CBS purchased its own television manufacturer in April 1951 when no other company would produce color sets using the system. Production of CBS-Columbia color receivers began in September; they were first offered for retail sale in October.
Field-sequential color broadcasts were suspended by CBS on October 21, 1951, ostensibly by request of the National Production Authority, which in November 1951 prohibited the manufacture of color sets for the general public during the Korean War. Only 200 color sets had been manufactured for commercial sale, and only 100 of those had shipped, when CBS suspended its color broadcasts. CBS announced in March 1953 that it had abandoned any further plans for its color system. RCA was the leading company in the television field, with a larger technical staff, more development funds, and more political success in getting the NTSC compatible color television system. RCA developed the hardware for NTSC which superseded the field-sequential system as the U.S. standard in December 1953.

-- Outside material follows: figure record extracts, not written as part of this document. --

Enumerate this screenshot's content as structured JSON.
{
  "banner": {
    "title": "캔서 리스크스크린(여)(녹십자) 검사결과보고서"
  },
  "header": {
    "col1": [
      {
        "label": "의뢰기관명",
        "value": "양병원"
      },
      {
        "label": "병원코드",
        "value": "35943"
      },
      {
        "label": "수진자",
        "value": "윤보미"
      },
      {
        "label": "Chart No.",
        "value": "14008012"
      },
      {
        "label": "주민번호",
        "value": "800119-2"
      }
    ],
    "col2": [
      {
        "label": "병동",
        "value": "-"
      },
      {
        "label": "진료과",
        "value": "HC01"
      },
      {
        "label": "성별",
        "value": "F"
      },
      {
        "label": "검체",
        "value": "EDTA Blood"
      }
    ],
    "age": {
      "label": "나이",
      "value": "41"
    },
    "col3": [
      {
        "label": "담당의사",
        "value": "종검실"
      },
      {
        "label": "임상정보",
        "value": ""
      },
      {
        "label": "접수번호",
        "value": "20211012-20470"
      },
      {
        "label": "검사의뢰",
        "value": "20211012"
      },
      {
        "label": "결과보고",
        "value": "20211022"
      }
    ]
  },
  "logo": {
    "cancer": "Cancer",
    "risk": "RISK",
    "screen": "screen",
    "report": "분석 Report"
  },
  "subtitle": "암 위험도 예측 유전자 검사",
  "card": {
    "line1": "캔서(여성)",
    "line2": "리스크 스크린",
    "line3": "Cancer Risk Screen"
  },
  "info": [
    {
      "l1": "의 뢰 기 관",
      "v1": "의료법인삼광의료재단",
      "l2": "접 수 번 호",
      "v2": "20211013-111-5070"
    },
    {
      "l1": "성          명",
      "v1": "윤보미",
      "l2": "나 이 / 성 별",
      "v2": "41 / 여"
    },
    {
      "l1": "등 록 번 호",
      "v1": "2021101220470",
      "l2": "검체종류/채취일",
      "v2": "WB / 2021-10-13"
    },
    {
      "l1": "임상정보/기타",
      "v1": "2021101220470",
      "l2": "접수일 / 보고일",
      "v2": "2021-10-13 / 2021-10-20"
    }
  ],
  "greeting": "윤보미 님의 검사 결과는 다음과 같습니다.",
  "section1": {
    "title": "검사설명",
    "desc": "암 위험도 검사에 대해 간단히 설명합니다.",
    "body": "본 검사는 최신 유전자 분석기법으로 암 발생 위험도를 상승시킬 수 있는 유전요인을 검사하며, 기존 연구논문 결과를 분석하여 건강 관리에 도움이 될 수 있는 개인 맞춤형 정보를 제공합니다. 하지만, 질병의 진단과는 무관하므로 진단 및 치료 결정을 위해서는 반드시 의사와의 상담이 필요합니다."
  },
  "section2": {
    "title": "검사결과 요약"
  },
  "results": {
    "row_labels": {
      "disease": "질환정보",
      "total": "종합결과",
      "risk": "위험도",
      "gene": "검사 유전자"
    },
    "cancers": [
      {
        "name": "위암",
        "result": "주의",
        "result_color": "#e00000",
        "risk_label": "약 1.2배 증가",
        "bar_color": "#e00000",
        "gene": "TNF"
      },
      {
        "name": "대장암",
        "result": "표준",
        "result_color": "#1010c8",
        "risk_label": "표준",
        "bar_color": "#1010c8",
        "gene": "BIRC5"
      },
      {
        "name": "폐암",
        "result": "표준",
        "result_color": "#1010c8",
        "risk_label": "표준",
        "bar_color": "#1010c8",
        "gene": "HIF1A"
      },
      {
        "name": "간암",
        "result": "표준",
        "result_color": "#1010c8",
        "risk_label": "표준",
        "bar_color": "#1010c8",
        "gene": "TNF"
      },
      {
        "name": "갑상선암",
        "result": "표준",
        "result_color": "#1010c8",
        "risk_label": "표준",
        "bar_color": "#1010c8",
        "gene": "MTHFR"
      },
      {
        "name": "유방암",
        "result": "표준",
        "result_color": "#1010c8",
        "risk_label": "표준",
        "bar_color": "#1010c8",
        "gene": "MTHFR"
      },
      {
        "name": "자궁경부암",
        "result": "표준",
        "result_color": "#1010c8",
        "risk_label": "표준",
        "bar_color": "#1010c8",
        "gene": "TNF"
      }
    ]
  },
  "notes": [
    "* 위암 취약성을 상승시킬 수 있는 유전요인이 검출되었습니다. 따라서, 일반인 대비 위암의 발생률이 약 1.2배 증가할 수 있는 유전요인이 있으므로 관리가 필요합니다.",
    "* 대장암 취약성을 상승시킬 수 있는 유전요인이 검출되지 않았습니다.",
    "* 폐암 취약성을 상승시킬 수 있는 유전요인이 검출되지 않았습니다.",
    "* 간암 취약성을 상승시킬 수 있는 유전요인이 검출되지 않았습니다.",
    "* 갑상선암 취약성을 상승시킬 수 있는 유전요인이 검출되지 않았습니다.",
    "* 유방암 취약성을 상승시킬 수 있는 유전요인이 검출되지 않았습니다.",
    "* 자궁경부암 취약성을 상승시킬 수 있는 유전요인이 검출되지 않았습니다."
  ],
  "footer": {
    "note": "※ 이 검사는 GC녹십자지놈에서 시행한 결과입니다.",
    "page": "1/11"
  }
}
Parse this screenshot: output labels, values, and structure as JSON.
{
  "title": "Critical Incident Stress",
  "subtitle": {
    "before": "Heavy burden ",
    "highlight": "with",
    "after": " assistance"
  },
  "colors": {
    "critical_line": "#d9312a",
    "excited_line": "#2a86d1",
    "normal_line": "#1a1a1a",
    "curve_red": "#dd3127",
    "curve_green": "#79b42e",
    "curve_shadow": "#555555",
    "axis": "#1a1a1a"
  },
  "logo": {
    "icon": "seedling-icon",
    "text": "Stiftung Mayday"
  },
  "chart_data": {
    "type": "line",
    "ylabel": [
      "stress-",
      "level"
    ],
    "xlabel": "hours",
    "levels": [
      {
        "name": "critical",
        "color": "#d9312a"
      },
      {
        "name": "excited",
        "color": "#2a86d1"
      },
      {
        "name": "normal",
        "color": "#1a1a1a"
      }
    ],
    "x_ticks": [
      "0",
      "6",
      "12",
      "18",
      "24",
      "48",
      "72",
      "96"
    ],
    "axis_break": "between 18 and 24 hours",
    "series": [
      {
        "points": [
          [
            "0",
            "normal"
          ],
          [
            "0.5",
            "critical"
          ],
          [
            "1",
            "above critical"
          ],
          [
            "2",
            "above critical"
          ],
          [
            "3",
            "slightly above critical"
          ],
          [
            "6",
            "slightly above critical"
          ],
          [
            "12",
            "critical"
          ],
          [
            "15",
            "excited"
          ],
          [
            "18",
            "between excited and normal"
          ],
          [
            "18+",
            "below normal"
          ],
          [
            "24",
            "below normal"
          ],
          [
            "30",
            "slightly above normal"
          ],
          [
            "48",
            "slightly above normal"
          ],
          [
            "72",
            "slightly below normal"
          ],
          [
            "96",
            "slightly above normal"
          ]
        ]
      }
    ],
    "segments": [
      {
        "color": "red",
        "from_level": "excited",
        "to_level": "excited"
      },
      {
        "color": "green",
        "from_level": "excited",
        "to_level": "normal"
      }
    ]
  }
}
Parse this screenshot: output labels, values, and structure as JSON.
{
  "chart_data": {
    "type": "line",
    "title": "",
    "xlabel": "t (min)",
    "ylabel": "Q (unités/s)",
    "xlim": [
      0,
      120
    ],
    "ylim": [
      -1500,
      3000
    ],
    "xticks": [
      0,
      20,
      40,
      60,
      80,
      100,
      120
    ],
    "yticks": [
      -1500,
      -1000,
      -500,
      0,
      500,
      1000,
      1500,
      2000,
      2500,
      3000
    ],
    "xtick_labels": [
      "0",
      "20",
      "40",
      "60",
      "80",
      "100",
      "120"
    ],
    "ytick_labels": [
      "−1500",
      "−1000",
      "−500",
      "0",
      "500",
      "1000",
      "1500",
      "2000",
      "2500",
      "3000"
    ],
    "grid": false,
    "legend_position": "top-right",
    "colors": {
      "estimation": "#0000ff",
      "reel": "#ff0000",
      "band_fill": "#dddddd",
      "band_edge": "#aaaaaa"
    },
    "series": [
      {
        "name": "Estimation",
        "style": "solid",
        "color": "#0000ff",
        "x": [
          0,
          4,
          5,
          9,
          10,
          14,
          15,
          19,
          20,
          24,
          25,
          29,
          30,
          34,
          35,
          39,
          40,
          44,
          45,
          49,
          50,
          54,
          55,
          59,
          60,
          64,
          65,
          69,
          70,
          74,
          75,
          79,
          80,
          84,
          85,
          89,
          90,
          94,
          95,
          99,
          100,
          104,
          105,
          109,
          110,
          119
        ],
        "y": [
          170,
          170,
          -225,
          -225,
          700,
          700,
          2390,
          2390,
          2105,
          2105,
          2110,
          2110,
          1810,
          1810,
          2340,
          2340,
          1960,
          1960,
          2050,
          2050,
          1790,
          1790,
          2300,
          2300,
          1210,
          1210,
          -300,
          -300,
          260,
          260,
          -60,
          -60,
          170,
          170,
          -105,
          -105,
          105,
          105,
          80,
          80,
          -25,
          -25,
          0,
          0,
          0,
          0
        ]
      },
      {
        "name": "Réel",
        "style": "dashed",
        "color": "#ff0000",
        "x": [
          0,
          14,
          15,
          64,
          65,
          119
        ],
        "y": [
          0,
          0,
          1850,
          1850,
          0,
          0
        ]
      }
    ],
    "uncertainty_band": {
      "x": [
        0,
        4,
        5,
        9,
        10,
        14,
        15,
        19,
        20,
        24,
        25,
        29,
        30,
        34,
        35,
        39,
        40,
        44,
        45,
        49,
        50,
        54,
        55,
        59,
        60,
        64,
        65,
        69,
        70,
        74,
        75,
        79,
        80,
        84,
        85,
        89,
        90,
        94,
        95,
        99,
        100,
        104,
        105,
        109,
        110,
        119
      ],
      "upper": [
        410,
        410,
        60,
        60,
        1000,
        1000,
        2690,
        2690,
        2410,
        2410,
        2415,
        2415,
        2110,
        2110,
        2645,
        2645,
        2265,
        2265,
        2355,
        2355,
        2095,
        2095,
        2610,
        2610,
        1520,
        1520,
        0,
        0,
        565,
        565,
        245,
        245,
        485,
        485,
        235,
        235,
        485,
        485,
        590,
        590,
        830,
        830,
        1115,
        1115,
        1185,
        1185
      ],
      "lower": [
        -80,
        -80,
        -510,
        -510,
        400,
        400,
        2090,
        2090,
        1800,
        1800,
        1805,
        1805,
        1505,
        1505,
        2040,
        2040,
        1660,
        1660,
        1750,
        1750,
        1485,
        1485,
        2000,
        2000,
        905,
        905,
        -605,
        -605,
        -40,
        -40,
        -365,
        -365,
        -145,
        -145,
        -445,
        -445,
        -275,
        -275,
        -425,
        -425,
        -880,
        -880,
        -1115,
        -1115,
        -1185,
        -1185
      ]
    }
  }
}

According to television historian Albert Abramson, A. A. Polumordvinov invented the first field-sequential color system. Polumordvinov applied for his Russian patent 10738 in 1899. This system scanned images with two rotating cylinders. A later German patent by A. Frankenstein and Werner von Jaworski described another field-sequential system. Like the CBS System, this patent included a color wheel. Frankenstein and Jaworski applied for their patent 172376 in 1904.
John Logie Baird demonstrated a version of field-sequential color television on July 3, 1928, using a mechanical television system before his use of cathode ray tubes, and producing a vertical color image about 4 inches (10 cm) high. It was described in the journal Nature:
Baird demonstrated a modified two-color version in February 1938, using a red and blue-green filter arrangement in the transmitter; on July 27, 1939 he further demonstrated that colour scanning system in combination with a cathode ray tube with filter wheel as the receiver. By December 1940 he had publicly demonstrating a 600 line version of the system.
For the first nine months of NTSC color in 1953–1954, CBS continued to use its field-sequential color television cameras, with the field rate and signal adapted for NTSC standards, until RCA delivered its first production model of an NTSC color camera in time for the 1954–55 season.
The Soviet Union was the only other country to experiment with a field-sequential color system. It manufactured a small number of color receivers in 1954 that used a mechanical color disc.
The field-sequential system was used in specialized applications long after it had been replaced for broadcast television. A notable user of the technology was NASA. Field-sequential color cameras were used on the Apollo lunar landing cameras which transmitted color television images from the Moon during missions from 1969 to 1972. Another system was used for the Voyager program in 1979, to take pictures and video of Jupiter. Early Space Shuttle flights (from 1981 to 1995) used cameras with interchangeable lenses. For color transmissions, a field-sequential color system was built into the lens assembly. For the NASA transmissions, the video from space was field sequential, converted by a duty cycle extension technique to component RGB color video on the ground, and thereafter converted to NTSC and other world standards like PAL and SECAM.
Modern day Digital Light Processing (DLP) projectors commonly use color wheels to generate color images, typically running at a multiple of the video frame rate.